There was a time when the Australian Defence Force worked with the Papua New Guinea Defence Force to actively secure PNG's 800-kilometre border with Indonesia. Today the border is wide open, and my contacts within PNGDF intelligence continue to complain that the Indonesian National Armed Forces routinely violate PNG sovereignty with their patrols, up to a dozen times per year, sometimes even moving the border marking pegs.
How can Australia be perceived as PNG's security guarantor when it doesn't even help its neighbour secure its primary border, especially given the growing threat of jihadi infiltration? Why has the Australian Federal Police been given priority over the ADF in terms of security across Melanesia?
With no more engineering battalions or ADF advisers present, China has walked straight in.
From a Melanesian perspective, the two biggest security issues are climate change and Indonesia's increasing political interference across the Melanesian archipelago.

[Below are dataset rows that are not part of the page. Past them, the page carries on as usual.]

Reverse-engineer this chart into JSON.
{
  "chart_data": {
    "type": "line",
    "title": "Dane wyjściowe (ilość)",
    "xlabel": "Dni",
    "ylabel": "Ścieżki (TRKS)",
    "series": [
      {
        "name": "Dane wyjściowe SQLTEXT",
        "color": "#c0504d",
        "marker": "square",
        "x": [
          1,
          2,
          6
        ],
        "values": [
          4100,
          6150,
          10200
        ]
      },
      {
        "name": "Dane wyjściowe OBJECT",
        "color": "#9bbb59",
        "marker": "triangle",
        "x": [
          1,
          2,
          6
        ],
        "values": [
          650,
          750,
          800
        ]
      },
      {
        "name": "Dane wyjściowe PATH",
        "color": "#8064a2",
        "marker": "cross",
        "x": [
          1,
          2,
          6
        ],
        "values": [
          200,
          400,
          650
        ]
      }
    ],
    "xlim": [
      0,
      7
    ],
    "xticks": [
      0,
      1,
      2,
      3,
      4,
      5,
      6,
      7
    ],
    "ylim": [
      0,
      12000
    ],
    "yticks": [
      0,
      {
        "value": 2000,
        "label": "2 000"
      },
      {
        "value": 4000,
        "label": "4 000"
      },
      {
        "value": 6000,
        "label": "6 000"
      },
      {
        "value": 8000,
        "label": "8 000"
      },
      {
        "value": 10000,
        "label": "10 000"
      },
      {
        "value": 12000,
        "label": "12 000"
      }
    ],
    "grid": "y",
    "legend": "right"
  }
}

Despite the mantra from Foreign Minister Julie Bishop that Australia remains the "strategic partner of choice" for Vanuatu and the region, the fact is that Canberra is not listening to Melanesia's security concerns, but is telling them what they should be concerned about (China).
This is not going down well, and Melanesian nations are forging their own security arrangements with or without Australia, who they see as compromised when it comes to Indonesia and climate change.

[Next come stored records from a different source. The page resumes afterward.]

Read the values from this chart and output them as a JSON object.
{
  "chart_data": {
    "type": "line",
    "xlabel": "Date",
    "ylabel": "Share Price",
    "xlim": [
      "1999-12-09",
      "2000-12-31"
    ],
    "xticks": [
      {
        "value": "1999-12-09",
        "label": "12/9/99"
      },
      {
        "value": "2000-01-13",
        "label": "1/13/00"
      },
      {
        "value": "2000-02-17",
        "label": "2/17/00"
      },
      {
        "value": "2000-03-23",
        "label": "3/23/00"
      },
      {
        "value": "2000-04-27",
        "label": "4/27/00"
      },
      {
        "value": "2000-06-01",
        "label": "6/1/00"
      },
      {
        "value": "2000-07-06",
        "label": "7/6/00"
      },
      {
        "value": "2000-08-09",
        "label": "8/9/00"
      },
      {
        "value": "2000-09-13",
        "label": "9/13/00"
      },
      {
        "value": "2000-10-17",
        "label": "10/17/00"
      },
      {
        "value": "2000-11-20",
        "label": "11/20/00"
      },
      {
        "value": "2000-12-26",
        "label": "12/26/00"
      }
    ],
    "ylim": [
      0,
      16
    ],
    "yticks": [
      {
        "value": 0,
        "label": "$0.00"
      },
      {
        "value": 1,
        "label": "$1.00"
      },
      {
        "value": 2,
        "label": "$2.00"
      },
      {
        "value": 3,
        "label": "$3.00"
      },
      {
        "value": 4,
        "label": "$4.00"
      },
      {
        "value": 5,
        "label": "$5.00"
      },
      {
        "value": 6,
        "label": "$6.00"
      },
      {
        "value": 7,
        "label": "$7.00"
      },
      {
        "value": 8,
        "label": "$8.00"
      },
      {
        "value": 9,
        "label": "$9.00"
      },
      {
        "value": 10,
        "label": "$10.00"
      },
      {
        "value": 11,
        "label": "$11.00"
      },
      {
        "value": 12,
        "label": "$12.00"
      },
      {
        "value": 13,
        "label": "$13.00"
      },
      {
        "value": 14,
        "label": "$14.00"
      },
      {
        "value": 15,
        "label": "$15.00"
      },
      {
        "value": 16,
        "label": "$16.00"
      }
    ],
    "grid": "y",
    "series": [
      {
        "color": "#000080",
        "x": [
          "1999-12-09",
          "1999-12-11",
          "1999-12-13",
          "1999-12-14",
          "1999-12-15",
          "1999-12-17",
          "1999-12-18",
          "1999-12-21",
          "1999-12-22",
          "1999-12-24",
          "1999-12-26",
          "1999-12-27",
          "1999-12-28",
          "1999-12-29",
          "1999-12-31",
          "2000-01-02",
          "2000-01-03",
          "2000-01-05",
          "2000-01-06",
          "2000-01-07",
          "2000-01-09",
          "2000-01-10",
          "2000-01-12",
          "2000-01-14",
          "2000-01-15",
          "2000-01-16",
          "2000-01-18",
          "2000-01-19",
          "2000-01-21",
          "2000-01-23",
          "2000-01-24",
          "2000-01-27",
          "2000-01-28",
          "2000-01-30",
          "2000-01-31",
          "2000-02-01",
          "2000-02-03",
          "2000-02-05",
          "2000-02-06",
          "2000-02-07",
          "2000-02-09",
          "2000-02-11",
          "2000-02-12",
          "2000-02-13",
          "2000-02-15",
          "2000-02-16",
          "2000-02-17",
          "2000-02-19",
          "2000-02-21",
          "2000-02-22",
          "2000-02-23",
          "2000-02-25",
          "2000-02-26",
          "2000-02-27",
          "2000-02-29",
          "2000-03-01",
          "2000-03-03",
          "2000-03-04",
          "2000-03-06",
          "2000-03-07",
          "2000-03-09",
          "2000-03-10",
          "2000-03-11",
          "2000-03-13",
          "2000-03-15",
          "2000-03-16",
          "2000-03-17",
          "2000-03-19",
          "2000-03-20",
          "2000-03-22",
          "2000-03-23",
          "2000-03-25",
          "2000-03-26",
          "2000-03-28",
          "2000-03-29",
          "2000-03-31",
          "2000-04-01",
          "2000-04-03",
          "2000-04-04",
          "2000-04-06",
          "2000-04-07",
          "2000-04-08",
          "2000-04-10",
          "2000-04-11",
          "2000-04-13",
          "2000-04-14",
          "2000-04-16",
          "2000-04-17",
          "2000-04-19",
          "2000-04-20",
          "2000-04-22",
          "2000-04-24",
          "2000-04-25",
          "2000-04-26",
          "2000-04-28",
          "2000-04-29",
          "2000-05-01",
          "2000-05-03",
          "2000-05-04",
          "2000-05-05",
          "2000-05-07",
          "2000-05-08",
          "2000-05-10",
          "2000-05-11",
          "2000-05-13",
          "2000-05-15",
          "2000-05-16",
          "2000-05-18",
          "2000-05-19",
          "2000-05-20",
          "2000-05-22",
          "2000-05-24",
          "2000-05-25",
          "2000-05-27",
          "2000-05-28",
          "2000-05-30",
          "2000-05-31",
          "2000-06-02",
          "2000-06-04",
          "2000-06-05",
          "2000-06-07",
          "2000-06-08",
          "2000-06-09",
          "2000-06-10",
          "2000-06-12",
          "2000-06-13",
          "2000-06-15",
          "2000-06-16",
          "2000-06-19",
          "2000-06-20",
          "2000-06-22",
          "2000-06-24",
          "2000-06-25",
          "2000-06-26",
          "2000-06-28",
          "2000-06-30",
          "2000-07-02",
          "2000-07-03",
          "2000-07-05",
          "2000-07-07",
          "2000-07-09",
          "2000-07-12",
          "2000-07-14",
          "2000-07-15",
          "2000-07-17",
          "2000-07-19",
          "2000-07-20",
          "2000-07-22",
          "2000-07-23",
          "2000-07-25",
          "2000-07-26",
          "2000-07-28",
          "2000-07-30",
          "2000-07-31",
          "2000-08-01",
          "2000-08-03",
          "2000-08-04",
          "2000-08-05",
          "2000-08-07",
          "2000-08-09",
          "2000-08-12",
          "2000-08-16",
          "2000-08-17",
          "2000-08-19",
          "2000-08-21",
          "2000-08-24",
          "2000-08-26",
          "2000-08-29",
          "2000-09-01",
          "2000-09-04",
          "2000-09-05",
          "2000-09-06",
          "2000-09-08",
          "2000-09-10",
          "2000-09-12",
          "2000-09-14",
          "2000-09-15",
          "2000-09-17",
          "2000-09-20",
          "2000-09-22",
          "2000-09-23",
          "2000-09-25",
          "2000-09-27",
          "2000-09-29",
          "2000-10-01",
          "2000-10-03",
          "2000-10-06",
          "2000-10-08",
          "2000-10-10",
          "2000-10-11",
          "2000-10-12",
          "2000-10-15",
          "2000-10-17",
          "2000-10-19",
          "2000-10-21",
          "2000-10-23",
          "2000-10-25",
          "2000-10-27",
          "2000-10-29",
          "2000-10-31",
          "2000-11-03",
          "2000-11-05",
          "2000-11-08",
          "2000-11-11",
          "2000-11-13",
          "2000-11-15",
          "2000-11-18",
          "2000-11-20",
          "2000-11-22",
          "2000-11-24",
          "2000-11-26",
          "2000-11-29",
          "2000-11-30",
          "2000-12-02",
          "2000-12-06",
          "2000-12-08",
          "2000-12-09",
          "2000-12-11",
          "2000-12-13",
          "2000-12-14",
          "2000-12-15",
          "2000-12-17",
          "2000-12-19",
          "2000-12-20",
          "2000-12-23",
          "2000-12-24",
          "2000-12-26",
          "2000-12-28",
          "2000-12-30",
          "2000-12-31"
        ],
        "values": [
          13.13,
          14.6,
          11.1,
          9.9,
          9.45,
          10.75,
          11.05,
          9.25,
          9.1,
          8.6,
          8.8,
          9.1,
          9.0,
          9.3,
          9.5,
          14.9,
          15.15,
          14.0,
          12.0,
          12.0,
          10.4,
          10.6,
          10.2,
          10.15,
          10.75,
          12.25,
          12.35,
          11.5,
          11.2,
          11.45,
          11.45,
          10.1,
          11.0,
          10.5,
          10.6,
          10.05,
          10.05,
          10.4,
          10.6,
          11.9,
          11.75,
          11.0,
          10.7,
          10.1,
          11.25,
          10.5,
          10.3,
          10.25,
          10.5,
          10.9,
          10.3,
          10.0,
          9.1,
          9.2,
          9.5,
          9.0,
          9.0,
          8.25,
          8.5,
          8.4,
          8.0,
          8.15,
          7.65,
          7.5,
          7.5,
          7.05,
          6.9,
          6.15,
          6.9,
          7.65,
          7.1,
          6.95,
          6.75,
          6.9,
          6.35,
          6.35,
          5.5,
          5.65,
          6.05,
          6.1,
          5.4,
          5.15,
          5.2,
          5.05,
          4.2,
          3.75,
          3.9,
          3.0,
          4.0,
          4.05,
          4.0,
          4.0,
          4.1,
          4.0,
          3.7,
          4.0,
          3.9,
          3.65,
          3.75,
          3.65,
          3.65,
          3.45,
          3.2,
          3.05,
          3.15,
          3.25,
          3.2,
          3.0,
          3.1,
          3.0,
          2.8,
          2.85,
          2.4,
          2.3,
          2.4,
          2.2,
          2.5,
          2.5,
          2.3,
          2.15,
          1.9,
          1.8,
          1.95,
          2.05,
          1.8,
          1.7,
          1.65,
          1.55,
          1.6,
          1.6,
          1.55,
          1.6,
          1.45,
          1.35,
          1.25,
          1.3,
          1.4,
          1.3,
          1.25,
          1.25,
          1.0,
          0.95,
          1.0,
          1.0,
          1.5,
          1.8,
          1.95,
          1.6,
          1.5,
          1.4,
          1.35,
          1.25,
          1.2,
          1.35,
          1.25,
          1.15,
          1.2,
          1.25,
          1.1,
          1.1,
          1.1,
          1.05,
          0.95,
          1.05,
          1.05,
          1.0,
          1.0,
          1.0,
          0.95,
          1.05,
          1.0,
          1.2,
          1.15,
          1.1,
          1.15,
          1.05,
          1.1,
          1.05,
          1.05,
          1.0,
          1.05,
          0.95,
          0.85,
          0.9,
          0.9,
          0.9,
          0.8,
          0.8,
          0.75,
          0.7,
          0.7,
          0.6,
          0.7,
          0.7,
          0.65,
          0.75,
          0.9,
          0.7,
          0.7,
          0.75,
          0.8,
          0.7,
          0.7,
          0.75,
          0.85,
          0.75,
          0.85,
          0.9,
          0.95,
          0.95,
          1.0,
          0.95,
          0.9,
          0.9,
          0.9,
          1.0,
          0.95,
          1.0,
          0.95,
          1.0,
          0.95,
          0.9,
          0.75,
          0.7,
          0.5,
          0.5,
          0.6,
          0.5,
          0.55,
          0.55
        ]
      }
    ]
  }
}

In the past few months we have witnessed something of a pincer movement. In December, RAAF jets scrambled in Darwin after a number of nuclear-capable Russian Tupolev Tu 95 "Bear" bombers flew from Biak between Australia and Papua.
It's the first time Russian bombers have operated like this in the South Pacific, and suggests Jakarta wanted to warn Australia and the US forces parked in Darwin that it too could bring some "muscle" into the neighbourhood. That message was likely aimed at China as much as Australia and the US.
Then, at the other end of Melanesia, we have revelations about a potential Chinese military base in Vanuatu. It's highly unlikely China would have asked for a military base Beijing is far too subtle to do that.
The more likely angle is something dressed up as a civilian project but with military applications, such as the "space station" speculated about in the South China Morning Post last week.
Already there is dual-use infrastructure in Vanuatu, such as the big Santo wharf. Step by step, like the "salami-slicing" strategy in the South China Sea, China will move in incrementally.
The consequences of this pincer only serve to demonstrate Australia's diminishing standing in the region over decades, and the strategic consequences of turning a blind eye to Indonesia's brutal hold over West Papua, the territory at the root of both Russian and Chinese moves in the region.
Australia must now find a strategic balance among its "frenemies" Indonesia and China. This must begin with deeper engagement of the islands, acknowledgement of climate change, and a robust defence of the Melanesian archipelago, from Timor to Fiji, if it expects to be Melanesia's "security partner of choice".